Climate change could help fishing industry in some Pacific Island nations -- if they can adapt

In the tropical Pacific Ocean, people depend on fish far more than in most parts of the world. Economies are built around the tuna industry and pearl cultivation, and coast- and riverside-dwelling locals rely on what they catch for food.

Climate change will alter this region's fisheries, in many cases making them more productive, but in some cases having negative results, according to a study released yesterday in the journal Nature Climate Change. Because of the many ways in which fisheries will change in the next 20, 50 and 100 years, nations need to prepare and adapt, say the authors of the study.
These authors, a set of scientists mostly from around the region, looked at how climate change would affect the location of schools of tuna, freshwater fisheries, aquaculture and coastal fisheries around coral reefs and in mangrove forests.
Their "end to end" analysis combined models and scenarios with economic impacts and recommendations for adaptations to limit negative effects on local people and economies.
The hope, said study co-author Peter Gehrke, an Australia-based fisheries ecologist, is that the analysis will serve as a guideline for countries crafting climate adaptation policies and for entities undertaking development projects in the region.
"It's not just a description or some projections of what the effects of climate change are going to be on fisheries," but a means to improve actual policies, Gehrke said.
One key finding of the study was the projection that economically important skipjack tuna populations will move toward the eastern part of the region over time.
Changing the economics of licensing
Since a number of the island countries in this region receive significant tax revenues from the tuna fishing licenses they sell to other nations, this could have an effect of moving the benefits of that resource to more Eastern countries. This might be a good thing, said Johann Bell, a fisheries scientist and another of the study's authors.
"Small countries in the East don't have a lot of way of making more money. So they should be in a position of having more fishing going on in their zones and can attract higher taxes," Bell said.
In the meantime, relatively larger countries like Papua New Guinea in the western part of the region will still be able to capitalize on the infrastructure they have for canning and processing the tuna, which will still be transported there for those value-adding activities, Bell said.
Despite this potential boon to Eastern island nations from climate change-forced tuna migration, Patrick Lehodey, a paper co-author and expert on tuna, noted that overfishing must be addressed if countries wish to continue to benefit economically from tuna fishing.
"It's important to mention that even [in] the case of Pacific skipjack tuna, the last stock assessment studies indicate that the species exploitation level is still above its maximum sustainable yield. Fishing remains today and for the coming decade the major driver of this (and many other) fish populations," Lehodey wrote in an email.
Because coral reefs and mangroves in the region are going to be negatively affected by climate change, the study suggests that island countries help locals, who in some rural areas get 50 to 90 percent of their protein from fish around coral reefs as well as from tuna, transition to getting more of their food from other ocean fish, too.
One way of doing this is to install fish aggregating devices, called FADs. These are basically stationary objects, like a buoy, that attract fish. In recent years, inexpensive FADs have been developed for just this purpose, Bell said.
The study also found a potential negative impact on the lucrative black pearl industry, which is worth upward of $100 million a year in French Polynesia. People on remote atolls in the region have historically earned a living cultivating the pearls, but ocean acidification will weaken oyster shells and also possibly negatively affect the quality of pearls.
The black pearl industry has already taken a hit due to the global financial crisis and oversupply, which lowered prices in recent years, Bell said.

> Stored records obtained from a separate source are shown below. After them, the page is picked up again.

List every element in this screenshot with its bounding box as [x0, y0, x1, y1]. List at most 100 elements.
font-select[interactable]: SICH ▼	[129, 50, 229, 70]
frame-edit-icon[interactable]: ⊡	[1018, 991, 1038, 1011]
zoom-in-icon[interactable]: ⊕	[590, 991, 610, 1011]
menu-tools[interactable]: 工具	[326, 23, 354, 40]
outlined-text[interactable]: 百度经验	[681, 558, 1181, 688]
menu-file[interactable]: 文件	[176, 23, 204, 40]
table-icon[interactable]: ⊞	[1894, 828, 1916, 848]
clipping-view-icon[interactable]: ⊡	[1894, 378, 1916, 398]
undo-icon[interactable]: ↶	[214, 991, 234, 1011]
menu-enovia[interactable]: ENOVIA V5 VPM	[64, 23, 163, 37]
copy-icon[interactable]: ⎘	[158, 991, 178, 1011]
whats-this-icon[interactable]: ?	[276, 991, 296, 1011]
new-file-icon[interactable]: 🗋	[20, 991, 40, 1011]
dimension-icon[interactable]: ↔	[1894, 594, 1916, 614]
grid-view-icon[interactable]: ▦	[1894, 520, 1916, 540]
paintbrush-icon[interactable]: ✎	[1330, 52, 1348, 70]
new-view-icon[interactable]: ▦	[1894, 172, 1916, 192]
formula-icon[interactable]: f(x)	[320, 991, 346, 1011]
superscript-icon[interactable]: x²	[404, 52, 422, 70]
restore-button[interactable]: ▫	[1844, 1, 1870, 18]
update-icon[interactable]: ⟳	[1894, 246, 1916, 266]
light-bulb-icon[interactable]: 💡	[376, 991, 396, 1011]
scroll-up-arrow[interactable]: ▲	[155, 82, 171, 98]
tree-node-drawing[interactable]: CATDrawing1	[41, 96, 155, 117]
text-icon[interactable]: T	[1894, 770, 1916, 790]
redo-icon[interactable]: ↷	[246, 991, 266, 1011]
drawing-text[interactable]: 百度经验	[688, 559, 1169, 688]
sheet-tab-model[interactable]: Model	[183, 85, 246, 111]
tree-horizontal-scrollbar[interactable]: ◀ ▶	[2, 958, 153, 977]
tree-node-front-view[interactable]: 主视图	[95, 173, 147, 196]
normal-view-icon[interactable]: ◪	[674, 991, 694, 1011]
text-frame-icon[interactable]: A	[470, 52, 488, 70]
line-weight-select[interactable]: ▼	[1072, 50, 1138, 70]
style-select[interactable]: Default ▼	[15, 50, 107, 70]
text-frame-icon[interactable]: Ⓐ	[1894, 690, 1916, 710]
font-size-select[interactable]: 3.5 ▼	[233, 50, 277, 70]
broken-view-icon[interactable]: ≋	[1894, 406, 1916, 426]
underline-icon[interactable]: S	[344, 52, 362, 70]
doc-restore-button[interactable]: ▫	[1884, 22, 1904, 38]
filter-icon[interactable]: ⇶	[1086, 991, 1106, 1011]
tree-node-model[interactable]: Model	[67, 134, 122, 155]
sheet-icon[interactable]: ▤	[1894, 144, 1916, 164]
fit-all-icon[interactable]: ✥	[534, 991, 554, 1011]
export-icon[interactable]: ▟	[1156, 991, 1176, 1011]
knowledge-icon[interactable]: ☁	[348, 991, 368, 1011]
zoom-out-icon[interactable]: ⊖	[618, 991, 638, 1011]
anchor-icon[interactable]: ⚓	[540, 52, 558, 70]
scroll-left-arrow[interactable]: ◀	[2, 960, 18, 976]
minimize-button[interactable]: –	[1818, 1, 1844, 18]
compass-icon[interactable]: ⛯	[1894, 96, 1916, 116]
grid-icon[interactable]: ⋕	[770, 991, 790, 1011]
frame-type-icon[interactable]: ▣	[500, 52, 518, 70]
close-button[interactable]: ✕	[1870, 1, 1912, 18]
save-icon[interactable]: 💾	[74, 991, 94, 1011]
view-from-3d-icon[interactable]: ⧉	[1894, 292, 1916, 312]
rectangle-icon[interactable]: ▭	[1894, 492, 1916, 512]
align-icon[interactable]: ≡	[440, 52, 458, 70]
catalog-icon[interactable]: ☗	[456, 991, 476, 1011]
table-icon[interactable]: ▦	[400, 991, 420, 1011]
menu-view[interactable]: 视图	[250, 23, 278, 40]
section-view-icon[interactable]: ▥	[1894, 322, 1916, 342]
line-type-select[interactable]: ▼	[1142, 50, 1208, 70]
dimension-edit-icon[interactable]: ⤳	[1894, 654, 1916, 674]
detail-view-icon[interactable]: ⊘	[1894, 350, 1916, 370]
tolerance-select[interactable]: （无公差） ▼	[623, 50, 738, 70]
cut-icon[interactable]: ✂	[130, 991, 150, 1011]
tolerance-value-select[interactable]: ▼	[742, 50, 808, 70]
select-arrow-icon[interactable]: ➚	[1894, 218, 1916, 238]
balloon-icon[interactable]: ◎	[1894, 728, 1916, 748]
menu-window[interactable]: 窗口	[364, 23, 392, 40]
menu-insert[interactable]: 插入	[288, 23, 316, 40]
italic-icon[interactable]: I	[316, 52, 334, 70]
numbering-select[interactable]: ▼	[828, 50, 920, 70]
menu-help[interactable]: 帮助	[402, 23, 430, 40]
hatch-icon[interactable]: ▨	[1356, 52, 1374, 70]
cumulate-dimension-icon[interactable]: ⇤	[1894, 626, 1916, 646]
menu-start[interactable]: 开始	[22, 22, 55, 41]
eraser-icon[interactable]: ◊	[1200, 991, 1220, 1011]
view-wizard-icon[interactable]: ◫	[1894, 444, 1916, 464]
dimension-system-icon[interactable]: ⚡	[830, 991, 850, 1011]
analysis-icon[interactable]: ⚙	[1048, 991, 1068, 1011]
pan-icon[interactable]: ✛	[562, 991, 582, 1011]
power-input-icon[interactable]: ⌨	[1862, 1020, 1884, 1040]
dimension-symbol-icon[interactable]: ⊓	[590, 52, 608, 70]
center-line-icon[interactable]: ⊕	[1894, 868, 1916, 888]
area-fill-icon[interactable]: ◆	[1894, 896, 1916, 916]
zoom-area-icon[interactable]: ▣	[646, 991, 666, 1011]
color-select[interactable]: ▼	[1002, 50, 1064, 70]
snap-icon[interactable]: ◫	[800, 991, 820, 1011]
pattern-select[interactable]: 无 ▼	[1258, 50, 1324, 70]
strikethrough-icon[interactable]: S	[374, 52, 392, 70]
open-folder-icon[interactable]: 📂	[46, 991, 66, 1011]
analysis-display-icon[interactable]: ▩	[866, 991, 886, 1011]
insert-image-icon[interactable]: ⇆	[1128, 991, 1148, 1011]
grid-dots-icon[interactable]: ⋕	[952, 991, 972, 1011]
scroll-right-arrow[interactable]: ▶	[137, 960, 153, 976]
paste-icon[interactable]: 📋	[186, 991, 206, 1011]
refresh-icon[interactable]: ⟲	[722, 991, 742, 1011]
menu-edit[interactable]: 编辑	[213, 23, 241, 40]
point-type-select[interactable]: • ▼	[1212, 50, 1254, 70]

The study's authors recommended relocating pearl farming operations to sites where these impacts won't be felt as much, such as deeper waters or those protected by coral reefs and seagrass.
More rain could mean more fish
In freshwater systems, the study found that increased rainfall and warmer temperature are likely to boost fish populations, as long as logging, mining and agricultural activity are managed to reduce erosion and pollution of rivers.
Freshwater aquaculture could also develop more due to these factors. More rain means locals could easily invest in simple, rain-fed tilapia ponds. This could help them have another source of protein and income.
Because there are so many potential benefits from climate change to productivity in freshwater ecosystems, Australia's Gehrke highlighted how important it is for these developing nations to protect those resources.
As populations in these regions boom, companies look to capitalize on resources like metals and timber, and as the countries look to develop, they need to have an eye to how these activities interact with the effects of climate change.
"I think the thing that I would highlight really is that the importance of sound [river] catchment management and vegetation management and planting trees now to improve water quality," Gehrke said. "What's good for local catchments is good for coral reefs and offshore fisheries, as well."
To aid in this effort, the authors of the study have also produced a book on vulnerabilities and adaptation to climate change in tropical Pacific industries.